Like his owner, adopted dog is a natural life saver
Otis has enriched Nate’s life tremendously and has helped him cope with the symptoms of his PTSD.
“He’s gotten me out of my hermit mode,” says Nate.
Otis loves going for rides and sneaks into the car whenever he has the chance. He loves playing outdoors and being taken on walks, hikes and other adventures. At the end of the workday, Nate returns home to a “smiling dog who just wants to be with me.” The veteran is willing, even happy, to share his recliner with his 70-pound lapdog.
While Otis has not yet been formally trained as Nate’s service dog, he has proven ready to fulfill the role.
When Otis senses that Nate is having a bad day, he tries harder to engage him in play. Nate no longer needs a cane when hiking, since Otis will return to him – even when off-leash – if Nate needs help to stabilize his balance. The big dog will alert if Nate has a bad dream, as well: the veteran has woken up in the middle of the night to find Otis lying across his chest.
Nate highly recommends pet adoption to other active duty service members and veterans for its many health benefits.
“I’ve had to take a lot of medications,” he says, “especially pain medications, for my injuries and surgeries.
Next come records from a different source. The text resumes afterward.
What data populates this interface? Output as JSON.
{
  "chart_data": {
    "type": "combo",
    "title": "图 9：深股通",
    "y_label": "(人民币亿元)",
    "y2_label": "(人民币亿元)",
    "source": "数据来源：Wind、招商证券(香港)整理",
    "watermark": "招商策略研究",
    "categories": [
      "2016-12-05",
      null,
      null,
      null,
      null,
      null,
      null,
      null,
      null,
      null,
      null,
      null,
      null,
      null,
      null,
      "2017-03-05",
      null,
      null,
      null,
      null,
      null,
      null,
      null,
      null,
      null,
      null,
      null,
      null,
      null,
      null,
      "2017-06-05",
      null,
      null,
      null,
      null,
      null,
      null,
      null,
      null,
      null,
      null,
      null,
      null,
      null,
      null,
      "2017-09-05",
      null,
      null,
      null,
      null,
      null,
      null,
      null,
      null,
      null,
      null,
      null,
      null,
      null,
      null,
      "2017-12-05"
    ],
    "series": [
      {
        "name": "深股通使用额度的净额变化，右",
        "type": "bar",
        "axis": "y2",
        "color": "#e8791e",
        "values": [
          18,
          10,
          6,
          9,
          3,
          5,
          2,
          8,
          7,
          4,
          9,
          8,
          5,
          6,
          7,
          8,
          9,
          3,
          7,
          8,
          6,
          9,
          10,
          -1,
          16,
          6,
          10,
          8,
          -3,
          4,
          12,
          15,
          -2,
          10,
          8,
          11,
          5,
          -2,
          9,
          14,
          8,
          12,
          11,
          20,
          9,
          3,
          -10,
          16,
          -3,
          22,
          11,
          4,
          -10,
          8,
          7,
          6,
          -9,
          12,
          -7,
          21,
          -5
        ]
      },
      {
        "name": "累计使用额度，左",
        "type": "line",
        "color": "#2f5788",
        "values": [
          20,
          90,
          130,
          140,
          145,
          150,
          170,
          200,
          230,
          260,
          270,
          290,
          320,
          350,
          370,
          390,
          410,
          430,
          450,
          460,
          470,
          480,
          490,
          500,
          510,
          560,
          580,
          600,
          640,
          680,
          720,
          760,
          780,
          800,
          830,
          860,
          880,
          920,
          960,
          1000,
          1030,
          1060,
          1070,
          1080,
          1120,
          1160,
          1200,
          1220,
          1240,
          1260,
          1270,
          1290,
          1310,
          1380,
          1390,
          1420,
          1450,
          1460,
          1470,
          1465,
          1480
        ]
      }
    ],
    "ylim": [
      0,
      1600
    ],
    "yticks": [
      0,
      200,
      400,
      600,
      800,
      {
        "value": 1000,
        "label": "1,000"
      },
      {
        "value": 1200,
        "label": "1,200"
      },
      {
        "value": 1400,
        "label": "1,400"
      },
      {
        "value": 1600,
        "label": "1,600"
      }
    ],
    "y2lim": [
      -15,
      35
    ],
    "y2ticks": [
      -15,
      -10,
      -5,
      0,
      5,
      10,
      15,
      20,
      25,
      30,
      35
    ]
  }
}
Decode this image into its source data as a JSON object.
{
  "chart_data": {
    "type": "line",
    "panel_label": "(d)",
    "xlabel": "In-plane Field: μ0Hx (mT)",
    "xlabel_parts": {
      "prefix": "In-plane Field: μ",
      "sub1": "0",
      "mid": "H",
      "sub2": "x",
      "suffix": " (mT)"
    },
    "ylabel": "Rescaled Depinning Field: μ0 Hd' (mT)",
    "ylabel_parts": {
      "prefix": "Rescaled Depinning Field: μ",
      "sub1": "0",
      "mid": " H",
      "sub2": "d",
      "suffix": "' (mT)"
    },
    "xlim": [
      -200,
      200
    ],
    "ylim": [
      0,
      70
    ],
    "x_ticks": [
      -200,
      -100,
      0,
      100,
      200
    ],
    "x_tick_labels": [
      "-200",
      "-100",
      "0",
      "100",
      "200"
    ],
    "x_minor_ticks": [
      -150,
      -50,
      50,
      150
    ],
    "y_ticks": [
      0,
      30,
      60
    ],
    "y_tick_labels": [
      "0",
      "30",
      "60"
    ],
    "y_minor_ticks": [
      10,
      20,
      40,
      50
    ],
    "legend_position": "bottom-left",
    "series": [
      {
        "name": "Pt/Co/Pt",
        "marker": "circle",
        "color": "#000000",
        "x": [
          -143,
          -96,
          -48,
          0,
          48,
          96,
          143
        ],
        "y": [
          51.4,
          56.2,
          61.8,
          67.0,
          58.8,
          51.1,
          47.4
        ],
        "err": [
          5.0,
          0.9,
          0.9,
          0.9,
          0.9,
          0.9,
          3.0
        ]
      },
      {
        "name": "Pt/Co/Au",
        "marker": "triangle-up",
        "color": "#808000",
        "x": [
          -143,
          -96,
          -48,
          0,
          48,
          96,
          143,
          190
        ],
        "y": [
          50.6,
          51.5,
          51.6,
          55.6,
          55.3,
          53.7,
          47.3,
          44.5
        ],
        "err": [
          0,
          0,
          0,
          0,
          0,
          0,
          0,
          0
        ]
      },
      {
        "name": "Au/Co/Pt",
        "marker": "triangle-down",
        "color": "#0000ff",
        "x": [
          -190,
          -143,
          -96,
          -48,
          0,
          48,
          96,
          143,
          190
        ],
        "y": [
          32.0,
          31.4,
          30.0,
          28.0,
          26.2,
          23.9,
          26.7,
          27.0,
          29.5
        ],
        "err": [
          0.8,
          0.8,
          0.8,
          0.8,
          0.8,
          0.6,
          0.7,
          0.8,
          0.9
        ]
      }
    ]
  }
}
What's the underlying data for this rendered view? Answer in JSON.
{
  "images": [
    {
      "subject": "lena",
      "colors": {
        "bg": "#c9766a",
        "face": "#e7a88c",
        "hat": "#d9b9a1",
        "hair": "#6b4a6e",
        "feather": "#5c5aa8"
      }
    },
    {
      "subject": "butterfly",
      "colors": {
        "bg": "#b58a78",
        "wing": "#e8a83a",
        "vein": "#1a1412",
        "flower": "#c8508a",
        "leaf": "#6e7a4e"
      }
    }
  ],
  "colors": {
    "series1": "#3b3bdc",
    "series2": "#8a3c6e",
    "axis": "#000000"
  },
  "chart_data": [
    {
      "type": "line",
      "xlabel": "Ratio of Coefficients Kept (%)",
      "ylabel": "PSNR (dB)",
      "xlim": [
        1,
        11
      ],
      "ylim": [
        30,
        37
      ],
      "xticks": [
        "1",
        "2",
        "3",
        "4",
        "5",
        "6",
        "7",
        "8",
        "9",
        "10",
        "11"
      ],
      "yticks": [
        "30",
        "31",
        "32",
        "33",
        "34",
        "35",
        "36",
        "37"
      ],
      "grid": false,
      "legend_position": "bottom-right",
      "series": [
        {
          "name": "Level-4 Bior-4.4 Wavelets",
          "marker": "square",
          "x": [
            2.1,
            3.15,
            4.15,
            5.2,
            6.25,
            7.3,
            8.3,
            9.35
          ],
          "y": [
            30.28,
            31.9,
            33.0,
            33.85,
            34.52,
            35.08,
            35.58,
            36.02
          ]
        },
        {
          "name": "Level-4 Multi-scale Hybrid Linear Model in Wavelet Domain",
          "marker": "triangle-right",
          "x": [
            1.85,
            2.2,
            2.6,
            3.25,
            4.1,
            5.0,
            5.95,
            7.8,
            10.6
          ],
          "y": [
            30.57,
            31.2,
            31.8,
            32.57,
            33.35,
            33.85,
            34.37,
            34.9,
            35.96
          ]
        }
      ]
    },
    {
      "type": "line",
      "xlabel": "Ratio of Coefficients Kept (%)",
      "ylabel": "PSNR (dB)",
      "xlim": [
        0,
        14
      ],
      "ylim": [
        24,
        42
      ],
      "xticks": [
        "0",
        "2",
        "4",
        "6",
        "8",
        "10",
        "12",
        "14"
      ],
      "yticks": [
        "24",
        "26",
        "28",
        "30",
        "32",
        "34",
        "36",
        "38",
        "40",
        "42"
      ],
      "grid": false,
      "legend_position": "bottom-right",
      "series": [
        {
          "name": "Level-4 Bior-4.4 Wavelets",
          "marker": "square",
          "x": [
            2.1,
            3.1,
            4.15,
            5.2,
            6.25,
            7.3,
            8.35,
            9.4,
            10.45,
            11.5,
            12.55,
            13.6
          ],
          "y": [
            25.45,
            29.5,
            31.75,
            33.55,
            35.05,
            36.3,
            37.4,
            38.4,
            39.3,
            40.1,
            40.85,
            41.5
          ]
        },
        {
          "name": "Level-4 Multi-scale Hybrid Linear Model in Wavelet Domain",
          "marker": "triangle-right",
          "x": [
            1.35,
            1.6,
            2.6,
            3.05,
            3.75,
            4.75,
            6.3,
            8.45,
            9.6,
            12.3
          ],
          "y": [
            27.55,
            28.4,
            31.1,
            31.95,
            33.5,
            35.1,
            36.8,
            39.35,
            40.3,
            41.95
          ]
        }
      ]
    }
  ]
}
Otis has turned out to be one of the best medicines for me.”
Nate also recommends joining Pets for Patriots to facilitate the pet adoption process. At the time he joined, Nate was experiencing computer problems, so he spoke with Pets for Patriots’ executive director Beth Zimmerman by phone.
“She was so helpful through the application process,” says the veteran. “And instead of having to pay $100 or more, I only had to pay around $35 to adopt Otis, thanks to Pets for Patriots.”
Later this year Nate will take medical retirement from the Navy. He intends to resume his education to become a physician’s assistant and possibly train Otis to be his service dog.
How has your pet been just what the doctor ordered?